Theo learns more about Pippa’s family backstory in the novel: Her mother, Juliet, died of cancer, and Welty was her mother’s brother; they shared a cruel father. Also in the book and not the movie, Theo and Pippa kiss before she leaves to live with her aunt.


Most of the changes to Boris’ character between the book and film are just the result of the book being able to contain more detail. For example, in the book, Boris’ father alternates between affection and violence; in the movie, we only see the latter, and even that we only see briefly. The movie also skips the part of the book where Theo and Boris’ relationship gets strained because Boris gets a girlfriend, Kotku, but in both cases Theo doesn’t realize that Boris has stolen The Goldfinch from him. There’s no such character in the movie.

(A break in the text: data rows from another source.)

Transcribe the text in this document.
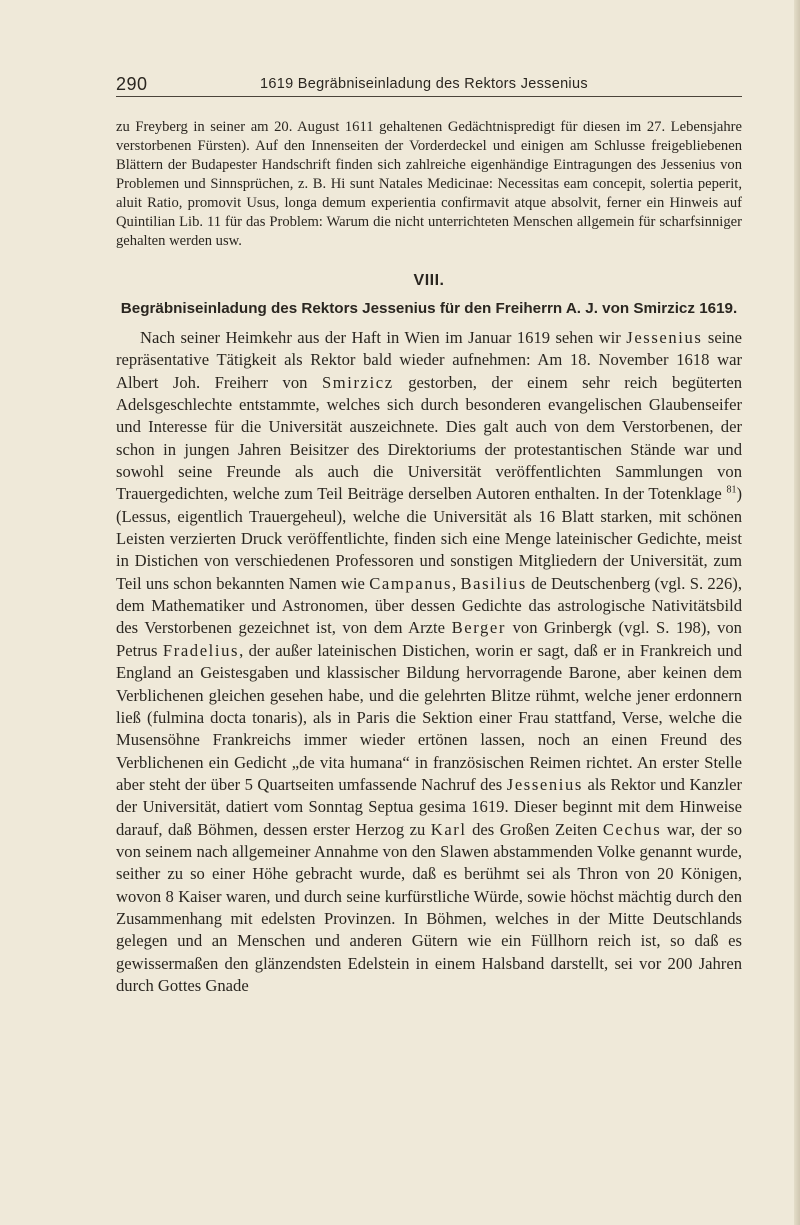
290	1619 Begräbniseinladung des Rektors Jessenius

zu Freyberg in seiner am 20. August 1611 gehaltenen Gedächtnispredigt für diesen im 27. Lebensjahre verstorbenen Fürsten). Auf den Innenseiten der Vorderdeckel und einigen am Schlusse freigebliebenen Blättern der Budapester Handschrift finden sich zahlreiche eigenhändige Eintragungen des Jessenius von Problemen und Sinnsprüchen, z. B. Hi sunt Natales Medicinae: Necessitas eam concepit, solertia peperit, aluit Ratio, promovit Usus, longa demum experientia confirmavit atque absolvit, ferner ein Hinweis auf Quintilian Lib. 11 für das Problem: Warum die nicht unterrichteten Menschen allgemein für scharfsinniger gehalten werden usw.

VIII.
Begräbniseinladung des Rektors Jessenius für den Freiherrn A. J. von Smirzicz 1619.

Nach seiner Heimkehr aus der Haft in Wien im Januar 1619 sehen wir Jessenius seine repräsentative Tätigkeit als Rektor bald wieder aufnehmen: Am 18. November 1618 war Albert Joh. Freiherr von Smirzicz gestorben, der einem sehr reich begüterten Adelsgeschlechte entstammte, welches sich durch besonderen evangelischen Glaubenseifer und Interesse für die Universität auszeichnete. Dies galt auch von dem Verstorbenen, der schon in jungen Jahren Beisitzer des Direktoriums der protestantischen Stände war und sowohl seine Freunde als auch die Universität veröffentlichten Sammlungen von Trauergedichten, welche zum Teil Beiträge derselben Autoren enthalten. In der Totenklage $^{81}$) (Lessus, eigentlich Trauergeheul), welche die Universität als 16 Blatt starken, mit schönen Leisten verzierten Druck veröffentlichte, finden sich eine Menge lateinischer Gedichte, meist in Distichen von verschiedenen Professoren und sonstigen Mitgliedern der Universität, zum Teil uns schon bekannten Namen wie Campanus, Basilius de Deutschenberg (vgl. S. 226), dem Mathematiker und Astronomen, über dessen Gedichte das astrologische Nativitätsbild des Verstorbenen gezeichnet ist, von dem Arzte Berger von Grinbergk (vgl. S. 198), von Petrus Fradelius, der außer lateinischen Distichen, worin er sagt, daß er in Frankreich und England an Geistesgaben und klassischer Bildung hervorragende Barone, aber keinen dem Verblichenen gleichen gesehen habe, und die gelehrten Blitze rühmt, welche jener erdonnern ließ (fulmina docta tonaris), als in Paris die Sektion einer Frau stattfand, Verse, welche die Musensöhne Frankreichs immer wieder ertönen lassen, noch an einen Freund des Verblichenen ein Gedicht „de vita humana“ in französischen Reimen richtet. An erster Stelle aber steht der über 5 Quartseiten umfassende Nachruf des Jessenius als Rektor und Kanzler der Universität, datiert vom Sonntag Septua gesima 1619. Dieser beginnt mit dem Hinweise darauf, daß Böhmen, dessen erster Herzog zu Karl des Großen Zeiten Cechus war, der so von seinem nach allgemeiner Annahme von den Slawen abstammenden Volke genannt wurde, seither zu so einer Höhe gebracht wurde, daß es berühmt sei als Thron von 20 Königen, wovon 8 Kaiser waren, und durch seine kurfürstliche Würde, sowie höchst mächtig durch den Zusammenhang mit edelsten Provinzen. In Böhmen, welches in der Mitte Deutschlands gelegen und an Menschen und anderen Gütern wie ein Füllhorn reich ist, so daß es gewissermaßen den glänzendsten Edelstein in einem Halsband darstellt, sei vor 200 Jahren durch Gottes Gnade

Getting The Goldfinch Back

In the book, Theo and Boris reunite after Boris runs after him down the street—rather than inside a bar, where they meet in the movie (and where Theo’s only gone to get drugs, incidentally). Boris reveals to Theo in the book that he sought him out; the movie treats their meeting as if it might be a coincidence. Also, the movie completely leaves out the character Horst, Boris’ associate in art crimes who has an apartment full of forged art.

Amsterdam/The Ending

In the book, Theo does heroin while holed up in the hotel in Amsterdam, distraught about coming so close but failing to recover the painting. There’s no heroin in the movie; Theo instead abuses pills. In the book, Theo has a vision of Andy in a dream during this period; this isn’t in the movie. In the book, Theo thinks about killing himself or turning himself in, but Boris interrupts him before he does anything; in the movie, Theo takes enough pills to kill himself, but Boris finds him in his hotel room and rescues him.

When book Theo returns home after Amsterdam, he has a talk with Hobie about what he was doing with the restored antiques and how to make everything right. The movie is more open-ended: You just see him show up as Hobie is trimming the Christmas tree. Both the book and movie leave as an open question what will happen with Theo’s romantic life: He doesn’t love Kitsey, his fiancée, and Pippa, whom he does love, says they can never be together.


In the movie, Theo’s father (Luke Wilson), in the context of gambling on sports, mentions that being a Scorpio gives him an advantage and then says astrology is very common in the sports betting world: But this isn’t just the movie trying to be trendy with astrology; it’s right there in the book—in fact, the book has Larry’s sun and rising signs: “Sun in Scorpio, Leo Rising,” Tartt wrote. But there’s even more! Namely that we get Theo’s sign, too: Cancer, which his father, naturally, disparages.